NetSuite and AI - SuiteWorld 2023

NetSuite’s Evan Goldberg Looks to ‘Quantum Leap’ from AI

For 25 years, NetSuite has been all about helping growing companies do more with less. Now, advances in AI portend a “quantum leap” in the company’s ability to deliver on that promise to customers, founder Evan Goldberg said in his kickoff keynote at SuiteWorld 2023.

A speaker who joined Goldberg on stage described AI as changing how humans and computers interact in ways even bigger than the iPhone and Mosaic browser did over recent decades. The challenge falls on every organization to figure out how to use AI well.
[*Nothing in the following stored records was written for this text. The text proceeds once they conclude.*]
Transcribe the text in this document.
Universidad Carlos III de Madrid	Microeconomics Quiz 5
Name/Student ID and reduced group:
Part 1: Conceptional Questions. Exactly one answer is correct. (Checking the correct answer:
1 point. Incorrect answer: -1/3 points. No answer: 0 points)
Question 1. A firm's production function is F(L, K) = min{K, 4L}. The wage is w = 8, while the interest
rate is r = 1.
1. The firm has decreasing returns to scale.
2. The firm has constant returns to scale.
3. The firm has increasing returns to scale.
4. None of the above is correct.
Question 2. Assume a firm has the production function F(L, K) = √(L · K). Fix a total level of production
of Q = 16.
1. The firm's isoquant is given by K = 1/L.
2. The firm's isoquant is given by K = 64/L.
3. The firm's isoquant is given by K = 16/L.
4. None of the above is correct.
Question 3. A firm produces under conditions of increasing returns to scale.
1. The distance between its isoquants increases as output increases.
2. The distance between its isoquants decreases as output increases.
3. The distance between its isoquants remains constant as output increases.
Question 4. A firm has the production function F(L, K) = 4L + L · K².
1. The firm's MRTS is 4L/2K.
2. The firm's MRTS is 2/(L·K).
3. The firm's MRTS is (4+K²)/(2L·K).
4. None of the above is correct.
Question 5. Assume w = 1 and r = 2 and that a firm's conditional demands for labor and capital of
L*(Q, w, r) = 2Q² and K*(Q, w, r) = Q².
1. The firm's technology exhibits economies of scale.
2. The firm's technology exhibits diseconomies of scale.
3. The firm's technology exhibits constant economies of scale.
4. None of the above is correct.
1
“How do you enable employees and customers to access data and information very quickly, to get answers, generate insights, make better decisions, and ultimately have the impact on intellectual labor that the steam engine had on physical labor?” asked Martin Kon, president and COO of Cohere, an Oracle partner that develops large language AI models.

“How do you enable employees and customers to access data and information very quickly, to get answers, generate insights, make better decisions, and ultimately have the impact on intellectual labor that the steam engine had on physical labor?"

Goldberg offered examples of how NetSuite is embedding AI capabilities into its products to improve business processes and decisions.

  • NetSuite Planning and Budgeting uses AI-based predictive analytics to help financial managers learn from data and fine tune their forecasts.
  • NetSuite Bill Capture uses document object detection and optical character recognition (OCR), augmented by AI and machine learning, to bring invoice data into NetSuite faster, with fewer errors, and with no manual effort. The data recognition tools learn from previous invoices to improve accuracy. “It’s a perfect example of AI in everyday tasks,” Goldberg said.
  • NetSuite Supply Chain Control Tower uses AI to predict potential supply issues, alert planners and buyers, and offer options to help resolve the problems.

Looking near term, NetSuite will offer text enhance capability using Oracle Cloud Infrastructure’s (OCI) generative AI service. Text Enhance will do tasks such as writing purchase or sales descriptions based on core requirements. Its focus will be on providing practical help within a person’s daily workflow, by embedding Gen AI capabilities that draw on a company’s data within NetSuite. “We’ve taken this great generative AI capability and contextualized it within NetSuite,” Goldberg said.

Don’t wait to start using AI in production, advised Kon, whose company focuses on applying AI to enterprise use cases. “Pick something and start with it,” he said.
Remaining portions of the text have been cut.